Clearly the purpose of quotes like that is not to have all the answers – nor is it up to the creators to provide that greater depth or context. It’s more on us to be careful about where we seek our salvation. Morgan Harper Nichols herself claims only to ‘make art and write words’, yet we have elevated that art and those words to guru status. We Save them, share on our Stories, send to our friends like these words have the answer. It’s more complicated than that and not fair to anyone involved – the words, the creator, the person in turmoil.
Sometimes you can see a quote and it sparks a revelation in you – but certainly in my experience those moments are once, twice in a lifetime. A quote can make us feel seen, can strike us with its beauty, can make us think regularly – but to open a door into an untapped part of ourselves, to start making positive changes towards fixing a problem? That’s a big ask.

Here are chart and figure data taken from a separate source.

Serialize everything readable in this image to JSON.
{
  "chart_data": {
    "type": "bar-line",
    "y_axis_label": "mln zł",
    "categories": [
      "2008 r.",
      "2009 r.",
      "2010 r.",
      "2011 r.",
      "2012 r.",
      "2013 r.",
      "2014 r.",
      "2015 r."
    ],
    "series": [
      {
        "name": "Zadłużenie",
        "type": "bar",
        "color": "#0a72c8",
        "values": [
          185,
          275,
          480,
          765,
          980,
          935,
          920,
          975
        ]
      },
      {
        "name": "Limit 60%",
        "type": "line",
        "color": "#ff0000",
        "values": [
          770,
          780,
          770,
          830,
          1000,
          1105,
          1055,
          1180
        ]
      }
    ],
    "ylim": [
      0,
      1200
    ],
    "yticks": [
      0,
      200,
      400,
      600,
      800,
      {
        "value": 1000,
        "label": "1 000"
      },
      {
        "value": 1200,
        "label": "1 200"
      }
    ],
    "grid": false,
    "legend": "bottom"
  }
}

Perhaps it’s a symptom of our quick fix culture that we want the answers as quickly and painlessly as possible. That all we need to do is tap the Follow button and all the answers we seek will be served to us on an unfurled carpet; just pass our eyeballs over some words everyday and the way will become clear. Undoubtedly the boom in these quote posts is down to their infinite shareability and potential to stimulate growth when no one is growing – it’s why I’ve dabbled in a quote-based post myself. A share of a quote is an easy way to cut out formulating your own thoughts and understanding your own feelings because someone has already verbalised it for you.
I don’t believe that solutions can come from passivity. I don’t believe that we can find what we seek without, well, seeking; without strapping on some boots and tramping into the wild – literally and metaphorically. I think we all want to wait for the ‘right’ answer, the ‘one thing’, to knock on our door but I don’t think such a thing is possible. Only by trying on the ok-feeling answers, living with them, evaluating them, making mistakes, hating them, can we start to see what might feel more right. What I’m learning, begrudgingly, is that the key to happiness doesn’t arrive gold-plated with instructions of how to use it – we get some rusty pieces of iron and need to forge it ourselves.